But across all regions and across all consumer segments, the rules of the game have changed and in some cases there is no going back. From a culture of consumption we’ve moved to one of thrift; a make do and mend mindset that has become fashionable in itself. It’s a mindset that has galvanized consumers across all geodemographic segments and developed a momentum that is likely to continue even as the upturn comes. This thriftiness and drive for value doesn’t always mean looking for the cheapest option. Instead, it’s about maximizing, using an exacting set of selection criteria to make the best value for money and most rational choice on everything from mobile phones to washing machines to shampoo.

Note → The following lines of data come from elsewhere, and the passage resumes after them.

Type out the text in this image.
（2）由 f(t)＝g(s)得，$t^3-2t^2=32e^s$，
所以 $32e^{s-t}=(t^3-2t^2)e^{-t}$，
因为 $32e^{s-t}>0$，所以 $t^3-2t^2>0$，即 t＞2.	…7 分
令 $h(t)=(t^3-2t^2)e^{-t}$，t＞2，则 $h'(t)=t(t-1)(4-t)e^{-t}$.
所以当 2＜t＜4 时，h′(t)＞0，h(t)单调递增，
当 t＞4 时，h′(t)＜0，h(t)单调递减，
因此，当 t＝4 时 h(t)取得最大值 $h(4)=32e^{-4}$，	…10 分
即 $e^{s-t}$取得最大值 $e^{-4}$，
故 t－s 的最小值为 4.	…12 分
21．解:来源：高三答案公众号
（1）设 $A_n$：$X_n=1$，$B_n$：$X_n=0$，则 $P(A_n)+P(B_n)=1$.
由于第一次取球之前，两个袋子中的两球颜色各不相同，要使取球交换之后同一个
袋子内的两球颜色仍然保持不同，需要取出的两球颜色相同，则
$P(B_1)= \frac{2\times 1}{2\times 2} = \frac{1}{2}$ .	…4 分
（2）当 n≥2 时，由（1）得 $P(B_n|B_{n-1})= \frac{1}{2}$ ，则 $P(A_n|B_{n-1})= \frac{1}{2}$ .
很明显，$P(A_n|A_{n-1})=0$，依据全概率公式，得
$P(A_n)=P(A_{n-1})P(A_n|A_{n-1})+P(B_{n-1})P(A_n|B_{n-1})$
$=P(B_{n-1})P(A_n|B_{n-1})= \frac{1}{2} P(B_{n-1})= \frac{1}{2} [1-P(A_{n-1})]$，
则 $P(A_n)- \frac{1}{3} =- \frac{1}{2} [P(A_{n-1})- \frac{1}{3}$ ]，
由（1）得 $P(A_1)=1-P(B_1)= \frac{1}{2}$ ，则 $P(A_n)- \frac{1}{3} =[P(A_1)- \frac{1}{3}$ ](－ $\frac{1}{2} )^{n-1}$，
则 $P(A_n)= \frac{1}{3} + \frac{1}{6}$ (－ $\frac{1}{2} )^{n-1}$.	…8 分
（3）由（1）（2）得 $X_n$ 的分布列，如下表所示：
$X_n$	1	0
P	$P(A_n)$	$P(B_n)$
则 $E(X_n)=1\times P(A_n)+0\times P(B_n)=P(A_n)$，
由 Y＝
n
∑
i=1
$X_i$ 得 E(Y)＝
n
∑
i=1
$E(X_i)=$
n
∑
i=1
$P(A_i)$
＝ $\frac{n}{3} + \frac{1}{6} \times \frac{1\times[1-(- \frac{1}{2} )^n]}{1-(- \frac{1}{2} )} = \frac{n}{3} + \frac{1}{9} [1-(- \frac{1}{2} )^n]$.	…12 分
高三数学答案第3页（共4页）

Consumption when it happens will see a shift from conspicuous to conscious consumption. Maximising, showing our green credentials and being particular with our brand loyalties are all part of a new concerned and considered consumption. In this new world, brands will need to focus on price, loyalty and most of all, service.
The price/value equation consumers are tuned into will require brands to work harder than ever to offer flexible payment and seek to lock consumers in with all inclusive packages at great prices. Alongside this will be a greater focus on loyalty card schemes and offering customers tangible rewards. Finally, in the post-recession world, exceptional customer service will be the making or breaking of a brand, and personal recommendations driven by successful interaction with your business, will be a key element of any brand’s success.
Such drivers will also apply online. In particular, user-generated content (UGC) will increasingly shape the online landscape post-recession.
Free content and UGC chime well with consumers focused on value for money and service. Consumers, especially in the online world, are used to getting something for free. But those online retailers who get their free content right, will be best placed to pick up new customers once the recovery curve comes. What’s more, good UGC, in particular customer reviews and recommendations, also drives transactions and, as with the offline world, personal recommendations will be increasingly important and drive ever more sophisticated feedback mechanisms and content.
And when the upturn really comes and marketing spend increases once again, UGC will break out of online to feed into and feature in advertising across all channels.